Yanıt : *Amerikan National Security Council'a, ya da ABD Derin Devletine.
Tüm CIA ve istihbarat örgütleri yöneticileri CFR üyesidir.
CİA |
Soru : *Yok canım, abarttınız!.
Yanıt : *Sadece soruları yanıtlıyorum.
Soru : *Peki Soros'la bağlantılı başka vakıflar var mıdır?.
Yanıt : *Neden olmasın. Democracy Project isimli Sivil Demokrasi Projesinin finansörü NATIONAL ENDOWMENT FOR DEMOCRACY (NED), ki demokrasilerin içindeki bir truva atıdır, bu ilişkileri ve projeleri finansal olarak desteklemektedir.
Soru : *Aklım karıştı, şu TESEV'in İNSAN HAKLARI raporunu ve Liberal Düşünce Topluluğunun yaptığı TSK aleyhindeki anketi de NED finanse etmemiş miydi?
Yanıt : *Evet. Tam üstüne bastınız.
TSK aleyhindeki her hareketin finansörü NED'dir, kendi demokrasilerine göre TSK işlerini bozuyor ya!
Liberal Düşünce Topluluğu ve TESEV tamamen Amerikan Vakıfları gibi çalışmaktadır ve SOROS VAKFI VE AÇIK TOPLUM ENSTİTÜSÜ VAKFI ile ilişkilidir.
Soru : *Sorosun AÇIK TOPLUM ENSTİTÜSÜ, TÜSİAD, TÜSEV, AÇEV, Uluslararası Basın Derneği vb. Sivil Örümcek Kuruluşları da desteklemiyor mu?
Yanıt : *Evet. Bu kadar da değil.. Tablo çok daha büyük. Türkiye içinde NED'in ve SOROS'un artık Devlet içinde Devlet olduğunu söyleyebiliriz.

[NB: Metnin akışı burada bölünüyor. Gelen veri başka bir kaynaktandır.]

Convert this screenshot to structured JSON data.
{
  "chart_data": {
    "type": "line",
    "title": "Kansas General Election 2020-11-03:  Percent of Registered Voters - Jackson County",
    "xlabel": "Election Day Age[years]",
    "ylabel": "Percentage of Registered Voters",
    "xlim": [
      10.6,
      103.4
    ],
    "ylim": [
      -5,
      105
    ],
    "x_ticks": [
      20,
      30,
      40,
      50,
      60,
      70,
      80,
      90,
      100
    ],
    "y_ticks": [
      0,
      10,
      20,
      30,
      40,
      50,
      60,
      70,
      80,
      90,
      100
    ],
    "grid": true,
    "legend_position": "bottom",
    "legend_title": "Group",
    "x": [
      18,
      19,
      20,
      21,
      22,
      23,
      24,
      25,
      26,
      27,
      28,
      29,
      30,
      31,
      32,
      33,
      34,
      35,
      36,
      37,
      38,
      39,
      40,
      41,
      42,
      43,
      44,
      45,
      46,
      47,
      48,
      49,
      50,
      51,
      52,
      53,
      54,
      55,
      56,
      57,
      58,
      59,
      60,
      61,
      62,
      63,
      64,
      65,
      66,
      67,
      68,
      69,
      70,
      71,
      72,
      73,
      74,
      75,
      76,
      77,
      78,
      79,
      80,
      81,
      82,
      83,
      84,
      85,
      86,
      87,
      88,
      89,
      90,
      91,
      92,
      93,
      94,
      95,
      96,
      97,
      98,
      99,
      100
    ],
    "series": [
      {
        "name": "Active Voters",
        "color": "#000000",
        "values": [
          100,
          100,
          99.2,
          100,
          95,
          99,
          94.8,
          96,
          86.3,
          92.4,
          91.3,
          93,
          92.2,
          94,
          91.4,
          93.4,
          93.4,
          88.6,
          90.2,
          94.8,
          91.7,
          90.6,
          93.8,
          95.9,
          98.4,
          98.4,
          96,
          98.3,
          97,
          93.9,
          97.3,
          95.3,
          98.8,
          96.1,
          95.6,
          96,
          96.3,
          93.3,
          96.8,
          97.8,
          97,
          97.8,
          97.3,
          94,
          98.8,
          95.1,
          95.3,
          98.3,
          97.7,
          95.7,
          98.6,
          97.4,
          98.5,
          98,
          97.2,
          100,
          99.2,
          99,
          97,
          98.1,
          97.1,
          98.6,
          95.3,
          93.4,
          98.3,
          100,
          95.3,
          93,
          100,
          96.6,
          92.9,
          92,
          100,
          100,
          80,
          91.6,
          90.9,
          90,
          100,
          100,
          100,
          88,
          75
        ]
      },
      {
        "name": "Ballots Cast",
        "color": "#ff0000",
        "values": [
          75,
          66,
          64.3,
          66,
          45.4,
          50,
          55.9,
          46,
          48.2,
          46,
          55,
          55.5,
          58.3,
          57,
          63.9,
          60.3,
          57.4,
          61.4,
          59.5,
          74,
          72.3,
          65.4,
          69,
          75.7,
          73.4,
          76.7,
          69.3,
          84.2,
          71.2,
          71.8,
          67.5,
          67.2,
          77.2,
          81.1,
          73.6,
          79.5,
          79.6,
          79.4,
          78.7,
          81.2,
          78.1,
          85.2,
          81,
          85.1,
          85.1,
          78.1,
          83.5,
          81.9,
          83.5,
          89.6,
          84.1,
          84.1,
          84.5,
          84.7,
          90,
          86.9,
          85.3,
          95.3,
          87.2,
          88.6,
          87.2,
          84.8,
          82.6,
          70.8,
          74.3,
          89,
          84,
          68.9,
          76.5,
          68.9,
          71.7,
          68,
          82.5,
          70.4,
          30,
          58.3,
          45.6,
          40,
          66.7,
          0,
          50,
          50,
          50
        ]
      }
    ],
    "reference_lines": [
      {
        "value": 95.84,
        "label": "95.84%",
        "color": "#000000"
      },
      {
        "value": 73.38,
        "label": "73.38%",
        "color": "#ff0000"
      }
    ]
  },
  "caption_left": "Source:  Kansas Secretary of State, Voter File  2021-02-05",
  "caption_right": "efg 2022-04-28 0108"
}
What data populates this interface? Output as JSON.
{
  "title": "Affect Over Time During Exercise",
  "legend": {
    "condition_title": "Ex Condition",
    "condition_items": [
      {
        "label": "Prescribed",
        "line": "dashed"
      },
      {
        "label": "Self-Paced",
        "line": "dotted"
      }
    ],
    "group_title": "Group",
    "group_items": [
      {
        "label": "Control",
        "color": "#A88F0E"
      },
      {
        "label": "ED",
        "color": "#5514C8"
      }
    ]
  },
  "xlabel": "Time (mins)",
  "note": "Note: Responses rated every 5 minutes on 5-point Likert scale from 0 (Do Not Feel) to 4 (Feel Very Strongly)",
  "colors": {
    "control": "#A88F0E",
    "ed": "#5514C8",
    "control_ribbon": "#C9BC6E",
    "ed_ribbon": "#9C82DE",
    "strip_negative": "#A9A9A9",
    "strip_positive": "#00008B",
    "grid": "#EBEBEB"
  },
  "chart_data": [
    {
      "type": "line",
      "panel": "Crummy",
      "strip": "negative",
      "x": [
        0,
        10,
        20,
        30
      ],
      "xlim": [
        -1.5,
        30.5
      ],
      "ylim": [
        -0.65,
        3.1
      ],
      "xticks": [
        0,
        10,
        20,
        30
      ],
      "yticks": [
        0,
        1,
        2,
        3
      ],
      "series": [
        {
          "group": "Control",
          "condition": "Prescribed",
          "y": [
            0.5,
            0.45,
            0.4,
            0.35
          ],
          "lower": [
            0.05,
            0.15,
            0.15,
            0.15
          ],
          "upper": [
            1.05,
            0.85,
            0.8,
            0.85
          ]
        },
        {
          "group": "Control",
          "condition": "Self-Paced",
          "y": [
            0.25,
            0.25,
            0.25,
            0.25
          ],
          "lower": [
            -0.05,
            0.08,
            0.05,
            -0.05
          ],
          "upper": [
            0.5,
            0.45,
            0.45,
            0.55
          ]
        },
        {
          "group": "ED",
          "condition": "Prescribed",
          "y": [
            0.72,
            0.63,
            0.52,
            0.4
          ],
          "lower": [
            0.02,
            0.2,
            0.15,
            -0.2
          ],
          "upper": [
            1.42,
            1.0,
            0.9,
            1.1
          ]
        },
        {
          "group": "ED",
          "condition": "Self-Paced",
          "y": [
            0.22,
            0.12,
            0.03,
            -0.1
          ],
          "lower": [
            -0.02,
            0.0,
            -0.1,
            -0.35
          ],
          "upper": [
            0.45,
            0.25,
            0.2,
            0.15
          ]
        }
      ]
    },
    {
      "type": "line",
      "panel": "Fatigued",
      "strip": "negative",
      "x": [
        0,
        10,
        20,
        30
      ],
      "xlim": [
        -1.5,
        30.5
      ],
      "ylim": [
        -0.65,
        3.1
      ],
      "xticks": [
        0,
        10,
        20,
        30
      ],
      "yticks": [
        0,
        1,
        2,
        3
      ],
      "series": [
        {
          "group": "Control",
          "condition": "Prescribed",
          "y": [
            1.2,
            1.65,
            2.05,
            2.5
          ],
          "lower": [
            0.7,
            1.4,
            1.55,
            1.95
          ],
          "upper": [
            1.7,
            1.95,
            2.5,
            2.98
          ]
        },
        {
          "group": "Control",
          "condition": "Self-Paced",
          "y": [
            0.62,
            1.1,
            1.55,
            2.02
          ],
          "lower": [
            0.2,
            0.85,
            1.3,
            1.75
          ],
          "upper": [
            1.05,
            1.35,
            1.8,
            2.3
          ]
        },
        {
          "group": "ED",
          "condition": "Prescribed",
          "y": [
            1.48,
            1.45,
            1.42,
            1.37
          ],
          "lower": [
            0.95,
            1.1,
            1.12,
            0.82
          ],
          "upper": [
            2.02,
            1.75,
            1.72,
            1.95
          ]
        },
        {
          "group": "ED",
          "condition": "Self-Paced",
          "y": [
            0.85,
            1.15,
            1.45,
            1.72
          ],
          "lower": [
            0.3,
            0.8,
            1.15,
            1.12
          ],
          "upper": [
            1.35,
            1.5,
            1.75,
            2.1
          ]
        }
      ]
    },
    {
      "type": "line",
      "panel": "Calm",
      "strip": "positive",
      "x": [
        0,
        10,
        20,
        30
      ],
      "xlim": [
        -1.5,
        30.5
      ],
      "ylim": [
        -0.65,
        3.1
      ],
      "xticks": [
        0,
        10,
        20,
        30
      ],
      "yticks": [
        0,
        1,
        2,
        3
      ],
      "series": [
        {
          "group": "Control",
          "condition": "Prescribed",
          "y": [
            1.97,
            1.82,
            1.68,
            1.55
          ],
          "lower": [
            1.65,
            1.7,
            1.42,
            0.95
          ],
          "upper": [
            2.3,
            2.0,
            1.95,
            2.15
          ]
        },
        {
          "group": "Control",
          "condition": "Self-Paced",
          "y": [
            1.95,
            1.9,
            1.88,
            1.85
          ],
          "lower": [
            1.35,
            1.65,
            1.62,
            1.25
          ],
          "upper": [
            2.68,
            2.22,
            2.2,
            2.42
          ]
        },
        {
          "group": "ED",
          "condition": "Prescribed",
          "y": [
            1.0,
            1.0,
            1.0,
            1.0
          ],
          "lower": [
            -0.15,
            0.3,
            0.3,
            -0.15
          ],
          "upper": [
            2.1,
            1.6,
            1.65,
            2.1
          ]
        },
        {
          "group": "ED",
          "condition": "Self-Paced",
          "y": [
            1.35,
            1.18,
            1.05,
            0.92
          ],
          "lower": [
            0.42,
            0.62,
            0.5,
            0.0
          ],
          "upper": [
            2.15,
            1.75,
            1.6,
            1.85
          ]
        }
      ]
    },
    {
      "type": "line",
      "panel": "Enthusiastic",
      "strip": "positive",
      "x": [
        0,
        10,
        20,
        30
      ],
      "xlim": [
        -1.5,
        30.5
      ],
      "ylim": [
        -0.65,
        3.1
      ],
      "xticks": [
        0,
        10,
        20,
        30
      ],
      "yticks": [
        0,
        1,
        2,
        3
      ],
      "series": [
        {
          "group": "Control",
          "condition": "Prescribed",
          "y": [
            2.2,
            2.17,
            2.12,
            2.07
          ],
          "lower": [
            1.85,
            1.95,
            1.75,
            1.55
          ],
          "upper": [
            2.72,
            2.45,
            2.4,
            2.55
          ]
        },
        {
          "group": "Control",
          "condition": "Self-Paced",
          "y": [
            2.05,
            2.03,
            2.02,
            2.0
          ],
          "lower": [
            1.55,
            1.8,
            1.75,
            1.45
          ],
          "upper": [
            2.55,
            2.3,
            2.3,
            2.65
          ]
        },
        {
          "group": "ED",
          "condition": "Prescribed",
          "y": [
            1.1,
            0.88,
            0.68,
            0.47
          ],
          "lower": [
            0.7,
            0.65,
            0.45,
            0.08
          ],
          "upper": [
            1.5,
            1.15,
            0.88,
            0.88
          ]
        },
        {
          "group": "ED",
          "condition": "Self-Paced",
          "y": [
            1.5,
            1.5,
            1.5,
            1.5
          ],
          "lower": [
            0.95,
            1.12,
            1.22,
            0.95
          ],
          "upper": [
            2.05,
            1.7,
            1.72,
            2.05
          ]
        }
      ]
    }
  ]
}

Soru : *Yani Mustafa Sarıgül Amerikan Vakıfları ve istihbarat yapılanmaları tarafından mı destekleniyor?
Yanıt : *Bravo, Bilgi Üniversitesi de bu eylemler için merkez Üniversite.
Soru : *Mustafa Sarıgül,* Şişli Belediye Başkanı seçildikten sonra eski Şişli Belediye Başkanı (ve tabii yine Bilgi Üniversitesi Mütevelli Heyeti üyesi !) kanun kaçağı Gülay (Atığ) Aslıtürk zamanında yapılan Bilgi Üniversitesi ile ilgili usulsüzlüklerin üzerine gitmiş midir ?
Yanıt : *??? Gitmiştir canım, niye gitmesin !..
Şişli eski bel. Bşk. Gülay Aslıtürk |
Soru : *Hurşit Güneş'in öncülerinden olduğu Yeniden Hareketi Kemal Derviş'i ve Mustafa Sarıgül'ü destekliyor mu ?
Yanıt : *Buna şüphe var mı ?
Soru : *Yeniden Hareketi'nin çıkardığı derginin adı nedir ?
Yanıt : *AÇILIM... *
Soru : *Taner Berksoy, Serhat Güvenç, Erol Katırcıoğlu, Ayhan Kaya, Şule Kut, Pınar Uyan, Boğaç Erozan gibi AÇILIM dergisi yazı kurulu üyeleri hangi üniversitede öğretim üyesidirler?
Yanıt : *BİLGİ ÜNİVERSİTESİ.
Soru : *BİLGİ ÜNİVERSİTESİ aslında bir Amerikan Üniversitesi mi acaba?